Quando depois de semanas estava tudo certo com a Justiça, então levou todos para lá. Quem lhes deu apoio foi a ONG chamada “De mãos dadas” seu presidente Carlos Avelar, um sociólogo que lutava através dessa organização para dar cidadania a grupos excluídos da cidade. Ele não estava ligado a nenhum partido, muito embora tivesse um amplo leque de relações na cidade. Sua ONG tinha propiciado a autonomia a muitos grupos e associações. Por exemplo, o grupo das mulheres vítimas de violência. É uma espécie de lugar que oferece a essas mulheres um abrigo, além disso, assistência psicológica, social, jurídica. Seu grupo apóia todas as cooperativas da cidade feita de gente humilde que tenta sobreviver. No caso da cooperativa da Igualdade deu suporte, treinamento para que a cooperativa se tornasse realidade, também incentivou a cooperativa de artesanato que transformava garrafas pets em todo tipo de coisa, até bolsa. A ONG cuidava até das vendas. Ela ficava com uma pequena parte da renda gerada pela venda dos produtos, pois organizava a feira do artesanato que já era conhecida na cidade. Por meio da feira alavancava a venda dos produtos das cooperativas de artesanato. A maior parte dos lucros ficava com os novos artesãos que passaram ater uma renda.

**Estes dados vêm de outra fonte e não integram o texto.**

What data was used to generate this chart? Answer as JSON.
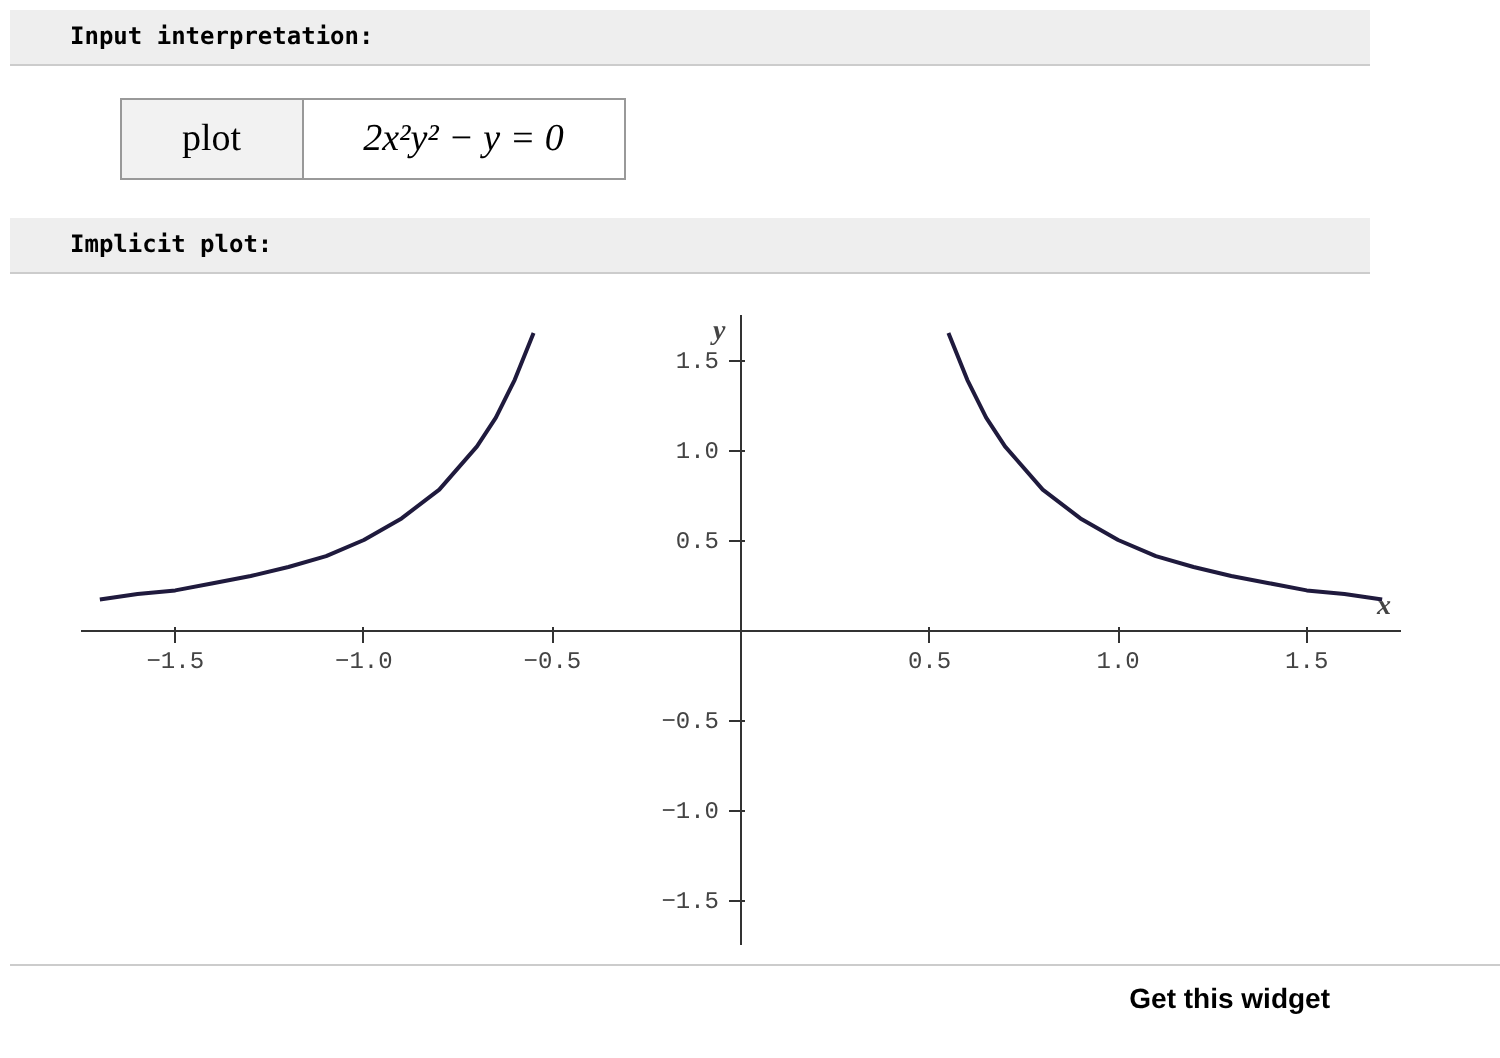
{
  "chart_data": {
    "type": "line",
    "title": "Implicit plot:",
    "annotations": [
      "Input interpretation:",
      "plot",
      "2x²y² − y = 0",
      "Get this widget"
    ],
    "xlabel": "x",
    "ylabel": "y",
    "series": [
      {
        "color": "#1f1a3d",
        "x": [
          -1.7,
          -1.6,
          -1.5,
          -1.4,
          -1.3,
          -1.2,
          -1.1,
          -1.0,
          -0.9,
          -0.8,
          -0.7,
          -0.65,
          -0.6,
          -0.55
        ],
        "values": [
          0.17,
          0.2,
          0.22,
          0.26,
          0.3,
          0.35,
          0.41,
          0.5,
          0.62,
          0.78,
          1.02,
          1.18,
          1.39,
          1.65
        ]
      },
      {
        "color": "#1f1a3d",
        "x": [
          0.55,
          0.6,
          0.65,
          0.7,
          0.8,
          0.9,
          1.0,
          1.1,
          1.2,
          1.3,
          1.4,
          1.5,
          1.6,
          1.7
        ],
        "values": [
          1.65,
          1.39,
          1.18,
          1.02,
          0.78,
          0.62,
          0.5,
          0.41,
          0.35,
          0.3,
          0.26,
          0.22,
          0.2,
          0.17
        ]
      }
    ],
    "xlim": [
      -1.75,
      1.75
    ],
    "ylim": [
      -1.75,
      1.75
    ],
    "xticks": [
      {
        "value": -1.5,
        "label": "−1.5"
      },
      {
        "value": -1.0,
        "label": "−1.0"
      },
      {
        "value": -0.5,
        "label": "−0.5"
      },
      0.5,
      {
        "value": 1.0,
        "label": "1.0"
      },
      1.5
    ],
    "yticks": [
      {
        "value": -1.5,
        "label": "−1.5"
      },
      {
        "value": -1.0,
        "label": "−1.0"
      },
      {
        "value": -0.5,
        "label": "−0.5"
      },
      0.5,
      {
        "value": 1.0,
        "label": "1.0"
      },
      1.5
    ],
    "grid": false,
    "marker": "none",
    "line_style": "solid"
  }
}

Parte das mulheres organizou uma cozinha comunitária. Era simples, feita de tijolos reaproveitados de antigas construções e um fogão à lenha, usaram também barro e os panelões foram doações. Cada um se virou para conseguir o seu prato, muitos também improvisaram, no inicio usavam até pote vazio de manteiga. Existia também um grupo responsável por recolher as sobras do Ceasa ou CEAGESP, dos restaurantes que cediam. A comunidade ia sendo montada aos poucos e ninguém ficava desocupado. Todos tinham tarefas diárias. As bebidas a álcool eram proibidas. Organizavam festas comunitárias todos os sábados. A comunidade era ajudada por muitas pessoas que viam a possibilidade de integração daquelas pessoas novamente à sociedade. Brevemente seriam ministrados cursos onde as pessoas poderiam se formar, ter uma profissão, assim que arrumassem emprego poderiam deixar a comunidade e seguir com suas novas vidas, integrados novamente à sociedade. Ali deveria ser um trampolim.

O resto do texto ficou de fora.